Robinson Brog argued that a footnote from Hartford Underwriters expressly did not foreclose its derivative right: “[w]e do not address whether a bankruptcy court can allow other interested parties to act in the trustee's stead in pursuing recovery under § 506(c)…[for example] the practice of some courts of allowing creditors or creditors' committees a derivative right to bring avoidance actions when the trustee refuses to do so, even though the applicable Code provisions…mention only the trustee.”  Since debtors have fiduciary duties to maximize the value of their estates and the debtor’s principals were conflicted by their later employment by the secured creditor that acquired the debtor’s assets, the Court held that, if the debtor did not do so itself then Robinson Brog had standing to bring surcharge proceedings derivatively, or on on behalf of the debtor.          

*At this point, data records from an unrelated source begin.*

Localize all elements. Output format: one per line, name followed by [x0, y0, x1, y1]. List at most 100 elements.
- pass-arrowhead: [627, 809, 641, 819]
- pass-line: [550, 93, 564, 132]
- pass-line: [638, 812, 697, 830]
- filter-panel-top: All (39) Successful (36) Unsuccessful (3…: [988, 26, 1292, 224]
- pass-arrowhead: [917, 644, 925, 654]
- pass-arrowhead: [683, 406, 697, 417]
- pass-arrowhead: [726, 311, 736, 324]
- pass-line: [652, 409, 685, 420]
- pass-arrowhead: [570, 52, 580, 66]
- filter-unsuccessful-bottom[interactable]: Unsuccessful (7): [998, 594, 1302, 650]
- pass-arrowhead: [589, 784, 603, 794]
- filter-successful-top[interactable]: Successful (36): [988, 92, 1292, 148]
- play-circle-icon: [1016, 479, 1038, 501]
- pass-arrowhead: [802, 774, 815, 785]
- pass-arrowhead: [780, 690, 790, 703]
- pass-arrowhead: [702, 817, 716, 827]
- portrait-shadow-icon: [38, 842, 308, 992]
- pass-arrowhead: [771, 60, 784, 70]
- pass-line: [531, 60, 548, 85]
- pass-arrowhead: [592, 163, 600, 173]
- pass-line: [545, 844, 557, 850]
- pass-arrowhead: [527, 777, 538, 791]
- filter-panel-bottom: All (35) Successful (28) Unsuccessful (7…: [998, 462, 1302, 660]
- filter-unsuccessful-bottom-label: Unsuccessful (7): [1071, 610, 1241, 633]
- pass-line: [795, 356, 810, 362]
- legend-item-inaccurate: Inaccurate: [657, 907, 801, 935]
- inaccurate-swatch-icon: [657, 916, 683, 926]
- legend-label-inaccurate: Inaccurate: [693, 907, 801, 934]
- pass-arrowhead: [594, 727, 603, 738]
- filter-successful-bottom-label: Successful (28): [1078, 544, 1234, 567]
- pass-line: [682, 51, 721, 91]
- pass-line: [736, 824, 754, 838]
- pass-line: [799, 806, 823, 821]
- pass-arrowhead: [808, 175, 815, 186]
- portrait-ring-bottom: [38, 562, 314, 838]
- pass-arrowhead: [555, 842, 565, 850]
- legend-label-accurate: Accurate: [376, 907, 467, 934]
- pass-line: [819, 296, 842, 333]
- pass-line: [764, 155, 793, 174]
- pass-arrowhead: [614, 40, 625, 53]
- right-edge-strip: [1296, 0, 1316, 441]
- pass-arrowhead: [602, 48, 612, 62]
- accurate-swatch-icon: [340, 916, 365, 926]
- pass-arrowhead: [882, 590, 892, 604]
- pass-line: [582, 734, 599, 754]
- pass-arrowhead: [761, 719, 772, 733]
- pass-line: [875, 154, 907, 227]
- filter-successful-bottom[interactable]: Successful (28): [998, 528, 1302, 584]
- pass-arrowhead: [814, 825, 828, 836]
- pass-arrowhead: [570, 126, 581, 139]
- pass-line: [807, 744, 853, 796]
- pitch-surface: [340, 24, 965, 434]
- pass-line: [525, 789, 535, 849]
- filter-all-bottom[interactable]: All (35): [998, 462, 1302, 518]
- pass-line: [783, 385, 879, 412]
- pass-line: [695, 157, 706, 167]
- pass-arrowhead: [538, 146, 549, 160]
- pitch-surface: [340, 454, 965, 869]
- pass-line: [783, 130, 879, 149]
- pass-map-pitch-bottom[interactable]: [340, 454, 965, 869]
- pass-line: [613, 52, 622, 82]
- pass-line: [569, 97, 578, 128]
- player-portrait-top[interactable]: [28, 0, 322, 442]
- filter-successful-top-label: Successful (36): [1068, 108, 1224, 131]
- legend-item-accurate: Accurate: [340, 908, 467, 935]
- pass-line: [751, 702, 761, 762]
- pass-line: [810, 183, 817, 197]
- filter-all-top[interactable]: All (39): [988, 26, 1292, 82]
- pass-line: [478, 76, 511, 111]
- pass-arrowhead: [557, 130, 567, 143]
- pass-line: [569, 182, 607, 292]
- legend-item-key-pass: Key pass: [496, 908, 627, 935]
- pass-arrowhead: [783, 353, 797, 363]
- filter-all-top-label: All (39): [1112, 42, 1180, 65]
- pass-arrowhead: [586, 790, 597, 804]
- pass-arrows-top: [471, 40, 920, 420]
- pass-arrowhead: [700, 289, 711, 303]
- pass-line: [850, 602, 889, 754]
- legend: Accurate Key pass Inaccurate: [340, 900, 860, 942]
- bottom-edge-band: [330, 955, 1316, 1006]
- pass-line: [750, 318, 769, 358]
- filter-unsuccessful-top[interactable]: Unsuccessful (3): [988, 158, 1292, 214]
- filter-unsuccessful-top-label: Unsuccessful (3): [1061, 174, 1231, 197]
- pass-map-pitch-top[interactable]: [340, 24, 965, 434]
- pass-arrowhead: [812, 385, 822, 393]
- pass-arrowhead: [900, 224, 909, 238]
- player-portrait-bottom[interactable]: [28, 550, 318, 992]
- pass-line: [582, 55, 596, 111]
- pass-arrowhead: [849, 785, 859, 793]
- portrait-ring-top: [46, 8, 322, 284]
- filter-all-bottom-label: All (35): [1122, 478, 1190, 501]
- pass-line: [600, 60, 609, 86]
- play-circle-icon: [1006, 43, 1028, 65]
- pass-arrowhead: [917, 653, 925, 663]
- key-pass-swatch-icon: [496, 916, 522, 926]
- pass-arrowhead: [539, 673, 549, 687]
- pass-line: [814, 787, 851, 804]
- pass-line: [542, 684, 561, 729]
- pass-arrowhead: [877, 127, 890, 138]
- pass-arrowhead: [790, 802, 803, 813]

Often, secured creditors use the services of professionals- who become administrative creditors- to enhance the value of the debtor’s assets. Secured creditors who use the bankruptcy process to acquire a business as a going concern, should budget for compensation those who helped the secured creditor to achieve its goals, receive court approval for the Debtor to waive its rights under §506(c), or face surcharge proceedings. The Champion Motor Group holding may create a check on the growing popularity of the 363 sale in Chapter 11 case strategy. Further, this holding may also lessen the finality of §506(c) waivers by debtors, usually done in exchange for the use of the secured creditor’s cash collateral or for new monies lent. Overall, we are pleased to have contributed to an area of bankruptcy law that is widely used in reorganizations.

*Kavneet Singh Sethi is a law student clerking at Robinson Brog, who contributed to the briefing in the Champion Motor Group case discussed in this article.